A Prospective Study on Intellectual Property Protection in China
On 25th April 2011, the China Supreme Court and 27 ministries of China Central Government jointly released their 2011 Action Plan on Intellectual Property. The plan indicates that the Chinese government has made a firm decision to take action concerning intellectual property protection. My analysis of certain aspects of the plan follows.
Amendment to Copyright Law
The Action Plan indicates an intention to amend the Copyright Law of PRC. In the beginning of 2011, some industrial associations (including China Audio-Video Association, China Software Association and China Written Works Copyright Association) and law professors jointly suggested the Copyright Law of PRC should be amended. The Copyright Law of PRC was enacted in 1990. Its framework and guiding ideology was based on the practice of that time but great change has occurred in technology, business models and consumers’ habits during the past 20 years. Therefore the framework of 20 years ago can’t work well with the practice nowadays. Most of those calling for amendment agree that the cultural industries will be damaged as the audio and video industry has been.
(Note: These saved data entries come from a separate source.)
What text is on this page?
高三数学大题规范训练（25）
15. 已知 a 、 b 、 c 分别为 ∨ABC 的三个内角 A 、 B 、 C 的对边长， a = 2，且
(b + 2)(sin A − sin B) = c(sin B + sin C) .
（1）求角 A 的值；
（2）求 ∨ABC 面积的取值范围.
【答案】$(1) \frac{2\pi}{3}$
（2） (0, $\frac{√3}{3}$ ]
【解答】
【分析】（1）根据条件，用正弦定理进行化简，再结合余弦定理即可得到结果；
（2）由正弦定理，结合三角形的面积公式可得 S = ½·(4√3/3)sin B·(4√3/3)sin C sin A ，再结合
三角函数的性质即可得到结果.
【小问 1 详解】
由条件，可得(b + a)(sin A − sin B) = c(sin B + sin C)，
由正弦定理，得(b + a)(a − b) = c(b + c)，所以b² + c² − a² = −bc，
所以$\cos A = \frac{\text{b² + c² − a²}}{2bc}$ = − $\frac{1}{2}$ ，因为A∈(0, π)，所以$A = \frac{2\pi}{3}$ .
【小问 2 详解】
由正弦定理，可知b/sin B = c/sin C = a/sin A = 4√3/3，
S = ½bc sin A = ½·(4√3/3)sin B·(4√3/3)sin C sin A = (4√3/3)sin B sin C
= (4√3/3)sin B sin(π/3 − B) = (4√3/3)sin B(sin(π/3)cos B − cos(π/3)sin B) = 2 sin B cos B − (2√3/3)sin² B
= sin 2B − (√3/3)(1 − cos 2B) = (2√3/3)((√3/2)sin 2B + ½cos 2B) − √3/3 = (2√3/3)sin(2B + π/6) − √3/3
In 1990s the audio and video industry was prosperous; writers, singers and publishing houses could earn high profit from their business. However, this industry collapsed when digital technologies and the Internet appeared. If due protection measures and judicial remedies were taken, things may have been different. Therefore people appeal for appropriate reform of the Copyright Law to protect the cultural industries.
Intellectual Property Tribunals
Currently there are civil tribunals, criminal tribunals, administrative tribunals and execution divisions in each junior court with intellectual property cases being handled by civil tribunals. However, in general, IP matters require judges to be equipped with certain knowledge of science and engineering.
The Action Plan indicates that the Supreme Court should release judicial interpretation to guide junior courts in establishing intellectual property tribunals. To begin with, only certain junior courts are appointed to have such a tribunal as part of a trial. If the trial proves successful, IP tribunals may be established throughout China. This will enhance the professional level of judges and will promote the development of theory and judicial practice of intellectual property.
Legal Service in Intellectual Property
Current laws and regulations do not allow law firms to practice in patent and trademark agency unless they have agents who are qualified patent or trademark agents and the law firms obtain license specially for patent/trademark agency (which is different from the license to practise law). In practice law firms collaborate with agency firms for the business of patent filing and trademark registration.
The Action Plan indicates that new rules will be introduced to allow lawyers to practice patent/trademark agency business directly provided they meet certain standards. This will allow suitably qualified lawyers scope to be involved in patent or trade mark prosecution as well as legal matters surrounding the IP such as lisensing, litigation and so on. So too, it will enhance the client-lawyer privilege if lawyers are permitted to conduct patent or trademark agency business.
Trade Secret Protection
According to the Action Plan, a judicial interpretation should be adopted by the Supreme Court and the laws and regulations that govern trade secret protection should also be amended.
There is no single code to govern trade secrets. Trade secrets are governed by some articles in PRC Law on Anti-Unfair Competition, PRC Law on Labor Contract, PRC Contract Law and other laws. The relevant laws were adopted in 1990s.
Modern enterprises frequently rely on trade secrets in their product development strategy and in order to maintain their market position. Many enterprises have suffered great loss when their trade secret is disclosed by employees who have left them or by competitors through illegal measures. However, it is difficult for enterprises to obtain compensation for trade secret breaches through legal procedures like litigation or arbitration. Like current copyright law, present laws relating to trade secret protection have become outdated and inadequate for modern industry.
In addition to the plans covered in this post, the Action Plan also mentions changes planned for geographical indications, new plant varieties, IP infringement litigation in foreign countries and IP infringement investigation by foreign countries. It covers nearly all important aspects of intellectual property in legislation, judicial practice and legal service practice. It shows the intellectual property business has developed quickly in China and such development requires the updating of legislation and judicial practice. The changes in law and judicial practice envisaged in the Action Plan will profoundly impact all players in the China market.